Este sábado, miles de peregrinos se congregaron en la 50ª Peregrinación a Luján, un evento que simboliza la búsqueda de consuelo y esperanza en medio de la crisis económica y social que atraviesa Argentina. Desde el santuario de San Cayetano, los fieles se dirigieron a la basílica bonaerense llevando consigo sus agradecimientos y súplicas, resaltando que la fe es su principal sostén en tiempos de adversidad.
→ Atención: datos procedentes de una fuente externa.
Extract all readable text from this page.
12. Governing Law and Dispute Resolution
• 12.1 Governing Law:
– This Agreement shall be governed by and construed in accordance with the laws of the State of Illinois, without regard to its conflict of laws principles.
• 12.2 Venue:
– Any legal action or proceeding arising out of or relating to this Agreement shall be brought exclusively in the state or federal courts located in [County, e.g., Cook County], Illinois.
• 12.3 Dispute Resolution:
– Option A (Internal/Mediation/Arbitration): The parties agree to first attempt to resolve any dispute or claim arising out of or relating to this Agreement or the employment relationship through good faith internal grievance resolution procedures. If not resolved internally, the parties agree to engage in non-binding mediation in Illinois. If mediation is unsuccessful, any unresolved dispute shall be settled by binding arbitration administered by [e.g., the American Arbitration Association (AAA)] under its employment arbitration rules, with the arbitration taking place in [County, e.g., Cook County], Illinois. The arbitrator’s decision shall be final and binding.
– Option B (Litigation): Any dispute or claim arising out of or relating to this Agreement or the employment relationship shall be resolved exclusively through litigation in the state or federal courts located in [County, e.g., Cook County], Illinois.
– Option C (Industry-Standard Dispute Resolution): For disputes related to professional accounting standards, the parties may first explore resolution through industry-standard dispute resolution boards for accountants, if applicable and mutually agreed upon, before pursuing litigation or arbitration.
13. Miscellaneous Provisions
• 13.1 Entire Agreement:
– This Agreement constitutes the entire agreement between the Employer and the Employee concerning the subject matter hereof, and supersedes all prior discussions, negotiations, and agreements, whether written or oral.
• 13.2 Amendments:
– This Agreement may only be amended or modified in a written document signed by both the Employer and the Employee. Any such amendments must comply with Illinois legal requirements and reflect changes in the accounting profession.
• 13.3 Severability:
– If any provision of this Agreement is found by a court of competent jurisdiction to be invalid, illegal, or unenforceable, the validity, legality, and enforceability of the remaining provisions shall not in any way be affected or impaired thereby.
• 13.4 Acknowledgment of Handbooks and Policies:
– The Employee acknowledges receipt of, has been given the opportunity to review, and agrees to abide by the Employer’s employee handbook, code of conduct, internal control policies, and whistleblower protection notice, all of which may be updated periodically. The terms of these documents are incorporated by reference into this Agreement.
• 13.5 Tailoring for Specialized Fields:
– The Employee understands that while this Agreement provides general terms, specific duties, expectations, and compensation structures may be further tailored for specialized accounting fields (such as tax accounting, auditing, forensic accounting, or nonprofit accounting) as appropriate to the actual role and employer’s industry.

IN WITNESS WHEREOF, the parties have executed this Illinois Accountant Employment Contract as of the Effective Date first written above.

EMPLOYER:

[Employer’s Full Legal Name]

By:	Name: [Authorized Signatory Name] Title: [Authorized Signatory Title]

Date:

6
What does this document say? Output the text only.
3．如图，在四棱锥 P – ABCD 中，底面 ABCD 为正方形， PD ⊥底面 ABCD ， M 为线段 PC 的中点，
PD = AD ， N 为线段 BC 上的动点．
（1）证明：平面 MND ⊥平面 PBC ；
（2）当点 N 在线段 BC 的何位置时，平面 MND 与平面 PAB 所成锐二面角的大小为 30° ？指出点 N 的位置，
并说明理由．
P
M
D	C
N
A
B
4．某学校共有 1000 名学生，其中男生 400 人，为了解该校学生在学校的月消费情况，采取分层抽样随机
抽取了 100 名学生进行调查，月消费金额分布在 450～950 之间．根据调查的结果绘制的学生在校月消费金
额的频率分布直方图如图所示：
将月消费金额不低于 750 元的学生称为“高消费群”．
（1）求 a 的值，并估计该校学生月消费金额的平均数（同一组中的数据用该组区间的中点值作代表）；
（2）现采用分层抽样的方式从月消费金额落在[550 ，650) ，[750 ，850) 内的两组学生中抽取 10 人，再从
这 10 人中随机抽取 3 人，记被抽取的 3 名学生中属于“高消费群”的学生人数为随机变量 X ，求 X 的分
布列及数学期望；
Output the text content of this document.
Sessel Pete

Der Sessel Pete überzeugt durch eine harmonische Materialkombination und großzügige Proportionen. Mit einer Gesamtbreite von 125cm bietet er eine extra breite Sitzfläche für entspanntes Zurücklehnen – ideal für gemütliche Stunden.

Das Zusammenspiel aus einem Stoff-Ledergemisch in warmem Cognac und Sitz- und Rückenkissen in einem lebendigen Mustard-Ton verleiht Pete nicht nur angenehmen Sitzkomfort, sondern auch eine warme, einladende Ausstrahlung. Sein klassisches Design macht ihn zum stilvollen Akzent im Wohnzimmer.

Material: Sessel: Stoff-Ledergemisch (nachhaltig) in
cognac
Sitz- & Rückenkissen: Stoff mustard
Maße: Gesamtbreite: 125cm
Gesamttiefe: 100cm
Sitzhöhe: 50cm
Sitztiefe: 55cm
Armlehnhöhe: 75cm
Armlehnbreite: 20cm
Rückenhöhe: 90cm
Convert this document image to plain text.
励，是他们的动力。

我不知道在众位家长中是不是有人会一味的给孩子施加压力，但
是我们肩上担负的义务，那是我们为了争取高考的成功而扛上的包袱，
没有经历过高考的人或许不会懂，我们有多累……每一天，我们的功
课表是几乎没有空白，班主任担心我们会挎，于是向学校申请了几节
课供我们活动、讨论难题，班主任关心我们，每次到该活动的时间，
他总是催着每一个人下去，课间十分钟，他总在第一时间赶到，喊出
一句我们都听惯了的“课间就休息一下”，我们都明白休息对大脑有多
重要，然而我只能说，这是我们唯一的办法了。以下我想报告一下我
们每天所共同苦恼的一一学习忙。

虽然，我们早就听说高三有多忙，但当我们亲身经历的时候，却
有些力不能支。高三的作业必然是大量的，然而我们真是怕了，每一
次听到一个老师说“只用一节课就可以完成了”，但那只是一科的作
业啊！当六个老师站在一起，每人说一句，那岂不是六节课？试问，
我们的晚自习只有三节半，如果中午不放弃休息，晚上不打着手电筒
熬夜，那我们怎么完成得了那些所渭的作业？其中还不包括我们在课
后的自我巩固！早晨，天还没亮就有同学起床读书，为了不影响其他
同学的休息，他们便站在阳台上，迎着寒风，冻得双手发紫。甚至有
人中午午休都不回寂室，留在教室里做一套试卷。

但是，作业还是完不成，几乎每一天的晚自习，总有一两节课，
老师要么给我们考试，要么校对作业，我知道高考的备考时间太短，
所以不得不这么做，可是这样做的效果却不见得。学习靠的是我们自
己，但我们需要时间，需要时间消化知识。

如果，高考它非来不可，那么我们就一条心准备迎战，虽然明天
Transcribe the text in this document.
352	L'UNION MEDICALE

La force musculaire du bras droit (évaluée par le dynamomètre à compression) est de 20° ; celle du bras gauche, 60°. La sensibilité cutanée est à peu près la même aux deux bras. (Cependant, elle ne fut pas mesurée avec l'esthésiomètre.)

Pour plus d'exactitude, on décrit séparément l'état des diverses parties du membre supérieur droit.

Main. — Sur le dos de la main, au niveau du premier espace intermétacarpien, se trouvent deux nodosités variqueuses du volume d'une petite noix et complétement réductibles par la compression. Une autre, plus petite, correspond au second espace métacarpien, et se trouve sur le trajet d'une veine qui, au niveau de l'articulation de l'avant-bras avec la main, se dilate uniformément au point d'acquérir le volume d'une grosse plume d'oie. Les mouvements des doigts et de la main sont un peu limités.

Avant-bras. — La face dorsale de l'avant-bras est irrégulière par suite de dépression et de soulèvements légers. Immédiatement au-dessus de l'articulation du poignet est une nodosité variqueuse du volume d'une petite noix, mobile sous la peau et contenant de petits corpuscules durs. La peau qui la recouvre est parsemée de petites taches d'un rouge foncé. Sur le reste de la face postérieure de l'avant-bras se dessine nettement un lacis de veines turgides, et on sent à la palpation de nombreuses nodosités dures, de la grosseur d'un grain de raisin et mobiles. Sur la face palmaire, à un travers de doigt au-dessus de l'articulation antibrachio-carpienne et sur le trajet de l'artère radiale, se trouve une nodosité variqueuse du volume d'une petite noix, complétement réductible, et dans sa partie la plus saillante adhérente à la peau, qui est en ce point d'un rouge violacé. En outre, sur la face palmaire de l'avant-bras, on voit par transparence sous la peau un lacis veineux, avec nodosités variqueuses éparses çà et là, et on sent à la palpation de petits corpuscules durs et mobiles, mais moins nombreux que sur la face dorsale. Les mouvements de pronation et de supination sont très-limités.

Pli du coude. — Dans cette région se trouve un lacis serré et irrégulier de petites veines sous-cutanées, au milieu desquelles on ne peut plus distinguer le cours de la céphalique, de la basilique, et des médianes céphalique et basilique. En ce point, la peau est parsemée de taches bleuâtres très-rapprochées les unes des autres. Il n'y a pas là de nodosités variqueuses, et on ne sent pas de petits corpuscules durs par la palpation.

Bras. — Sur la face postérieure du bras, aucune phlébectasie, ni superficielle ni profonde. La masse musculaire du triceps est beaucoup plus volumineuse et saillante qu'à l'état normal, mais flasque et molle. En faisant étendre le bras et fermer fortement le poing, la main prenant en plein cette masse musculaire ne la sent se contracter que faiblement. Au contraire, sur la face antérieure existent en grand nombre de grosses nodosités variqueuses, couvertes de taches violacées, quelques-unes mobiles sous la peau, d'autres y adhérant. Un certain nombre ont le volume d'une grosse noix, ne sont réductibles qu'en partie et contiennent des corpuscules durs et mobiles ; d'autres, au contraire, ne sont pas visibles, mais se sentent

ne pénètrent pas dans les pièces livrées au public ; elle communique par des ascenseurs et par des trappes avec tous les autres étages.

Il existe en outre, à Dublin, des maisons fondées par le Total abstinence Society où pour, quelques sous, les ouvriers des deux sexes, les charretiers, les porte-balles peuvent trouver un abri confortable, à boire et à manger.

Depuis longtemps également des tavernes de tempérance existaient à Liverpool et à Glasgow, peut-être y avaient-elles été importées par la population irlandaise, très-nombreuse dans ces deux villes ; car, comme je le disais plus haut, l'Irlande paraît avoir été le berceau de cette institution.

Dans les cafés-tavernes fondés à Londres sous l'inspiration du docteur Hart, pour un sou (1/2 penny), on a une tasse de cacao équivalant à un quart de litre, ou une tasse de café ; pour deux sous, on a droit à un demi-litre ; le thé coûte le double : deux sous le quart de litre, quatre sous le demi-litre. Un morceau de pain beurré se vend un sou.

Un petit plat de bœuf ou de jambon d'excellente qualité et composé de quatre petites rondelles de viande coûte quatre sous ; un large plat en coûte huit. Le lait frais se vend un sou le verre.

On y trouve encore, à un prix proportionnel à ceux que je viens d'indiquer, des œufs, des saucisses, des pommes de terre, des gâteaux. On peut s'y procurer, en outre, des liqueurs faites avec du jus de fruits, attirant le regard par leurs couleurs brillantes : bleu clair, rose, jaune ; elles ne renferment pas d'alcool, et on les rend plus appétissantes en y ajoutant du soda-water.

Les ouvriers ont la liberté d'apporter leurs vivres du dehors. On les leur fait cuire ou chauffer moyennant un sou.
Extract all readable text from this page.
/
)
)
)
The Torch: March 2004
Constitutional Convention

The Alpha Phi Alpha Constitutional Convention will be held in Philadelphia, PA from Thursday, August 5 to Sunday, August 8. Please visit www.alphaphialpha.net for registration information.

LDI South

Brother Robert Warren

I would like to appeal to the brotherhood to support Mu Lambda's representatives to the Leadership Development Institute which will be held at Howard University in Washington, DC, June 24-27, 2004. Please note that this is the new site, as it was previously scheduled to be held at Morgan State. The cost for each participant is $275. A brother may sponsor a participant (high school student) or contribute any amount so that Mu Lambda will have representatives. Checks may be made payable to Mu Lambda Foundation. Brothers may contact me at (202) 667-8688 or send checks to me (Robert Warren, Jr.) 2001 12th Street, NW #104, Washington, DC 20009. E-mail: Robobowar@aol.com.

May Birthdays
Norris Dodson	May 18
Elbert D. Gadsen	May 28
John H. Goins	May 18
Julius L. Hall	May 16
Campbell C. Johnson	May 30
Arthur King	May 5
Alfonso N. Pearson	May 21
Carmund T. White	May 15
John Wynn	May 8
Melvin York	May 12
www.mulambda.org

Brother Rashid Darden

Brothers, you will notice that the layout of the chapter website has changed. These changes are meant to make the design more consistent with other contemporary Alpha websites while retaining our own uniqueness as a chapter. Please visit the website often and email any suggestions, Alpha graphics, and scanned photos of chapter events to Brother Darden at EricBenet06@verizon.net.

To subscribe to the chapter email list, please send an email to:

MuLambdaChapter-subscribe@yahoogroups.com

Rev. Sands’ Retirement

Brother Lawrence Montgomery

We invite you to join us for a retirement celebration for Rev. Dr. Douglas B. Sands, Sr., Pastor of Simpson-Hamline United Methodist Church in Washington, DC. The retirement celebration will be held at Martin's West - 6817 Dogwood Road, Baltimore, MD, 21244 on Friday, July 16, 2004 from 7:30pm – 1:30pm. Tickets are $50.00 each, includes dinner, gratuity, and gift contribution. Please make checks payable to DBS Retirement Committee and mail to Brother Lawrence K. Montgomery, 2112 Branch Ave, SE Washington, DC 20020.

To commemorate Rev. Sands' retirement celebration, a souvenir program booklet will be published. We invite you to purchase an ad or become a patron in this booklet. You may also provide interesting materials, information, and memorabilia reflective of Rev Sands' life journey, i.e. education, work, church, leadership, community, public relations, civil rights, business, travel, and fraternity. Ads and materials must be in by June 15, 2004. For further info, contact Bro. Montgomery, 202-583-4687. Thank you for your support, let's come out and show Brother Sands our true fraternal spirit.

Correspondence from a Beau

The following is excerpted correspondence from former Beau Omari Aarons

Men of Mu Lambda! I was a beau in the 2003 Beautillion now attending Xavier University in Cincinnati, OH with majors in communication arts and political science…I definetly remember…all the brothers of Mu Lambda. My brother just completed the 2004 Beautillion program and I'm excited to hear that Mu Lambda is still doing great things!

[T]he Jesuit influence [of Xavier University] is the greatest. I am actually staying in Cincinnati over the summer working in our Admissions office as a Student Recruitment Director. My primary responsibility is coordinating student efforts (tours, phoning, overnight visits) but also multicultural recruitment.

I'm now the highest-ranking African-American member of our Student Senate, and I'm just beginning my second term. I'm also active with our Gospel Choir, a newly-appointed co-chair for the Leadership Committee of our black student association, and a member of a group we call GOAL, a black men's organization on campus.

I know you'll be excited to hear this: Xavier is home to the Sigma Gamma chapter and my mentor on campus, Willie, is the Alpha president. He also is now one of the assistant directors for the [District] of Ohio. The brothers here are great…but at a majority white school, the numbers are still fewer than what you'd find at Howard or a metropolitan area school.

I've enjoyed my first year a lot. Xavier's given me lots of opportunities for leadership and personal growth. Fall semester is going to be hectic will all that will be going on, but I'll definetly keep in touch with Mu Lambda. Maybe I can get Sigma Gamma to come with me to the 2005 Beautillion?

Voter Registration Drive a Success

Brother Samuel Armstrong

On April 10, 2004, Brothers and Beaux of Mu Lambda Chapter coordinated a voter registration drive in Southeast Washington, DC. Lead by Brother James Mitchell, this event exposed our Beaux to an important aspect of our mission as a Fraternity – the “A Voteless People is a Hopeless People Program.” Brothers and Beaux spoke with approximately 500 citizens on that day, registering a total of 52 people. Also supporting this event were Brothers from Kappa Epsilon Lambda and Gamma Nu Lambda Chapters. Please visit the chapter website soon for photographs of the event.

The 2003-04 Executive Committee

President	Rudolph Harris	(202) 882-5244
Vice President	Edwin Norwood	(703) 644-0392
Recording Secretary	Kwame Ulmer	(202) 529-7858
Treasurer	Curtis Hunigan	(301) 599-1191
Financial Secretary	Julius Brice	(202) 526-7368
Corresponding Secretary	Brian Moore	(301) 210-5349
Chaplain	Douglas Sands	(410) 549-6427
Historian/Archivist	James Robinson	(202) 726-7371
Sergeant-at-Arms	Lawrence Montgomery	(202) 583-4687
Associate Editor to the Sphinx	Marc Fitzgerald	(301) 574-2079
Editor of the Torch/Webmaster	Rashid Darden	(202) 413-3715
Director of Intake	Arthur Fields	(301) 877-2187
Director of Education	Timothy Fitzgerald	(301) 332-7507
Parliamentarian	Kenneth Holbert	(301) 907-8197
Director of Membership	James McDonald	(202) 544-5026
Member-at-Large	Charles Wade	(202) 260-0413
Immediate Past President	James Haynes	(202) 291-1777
Un hombre, que se unió a la caminata, compartió su historia sobre la lucha diaria por sobrevivir: “Vengo a pedir por la salud de todos los enfermos, especialmente por mis familiares y que cambie un poco el tema del país, porque el sueldo que tengas no te alcanza para nada”. Con la emoción a flor de piel, señaló que “no hay plata que alcance para pagar la olla” y que ha sido complicado disfrutar de los pequeños placeres, como compartir un asado.
También se escucharon las voces de quienes caminan por motivos específicos. Una enfermera, madre de cinco hijos, explicó su motivación: “Camino para pedir por salud, trabajo, que no haya más hambre y que no se cierre el Hospital Bonaparte”, aludiendo a la reciente clausura de esta institución de salud. Su testimonio refleja la lucha diaria para cubrir las necesidades básicas: “El sueldo no te dura ni dos días. Hago malabares para llegar, especialmente porque tres de mis hijos tienen discapacidad. La fe es lo único que nos mantiene en pie”.
Finalmente, una jubilada, visiblemente conmovida, relató: “Vine a pedir por la Argentina, por lo único que pido. Lo que estamos pasando es terrible, nunca lo viví. Somos una generación que ha pasado por mucho, pero esto ya te supera”. En su testimonio, mostró una profunda preocupación por la situación del país, expresando que “cada vez que veo la miseria a la que hemos llegado, lloro”.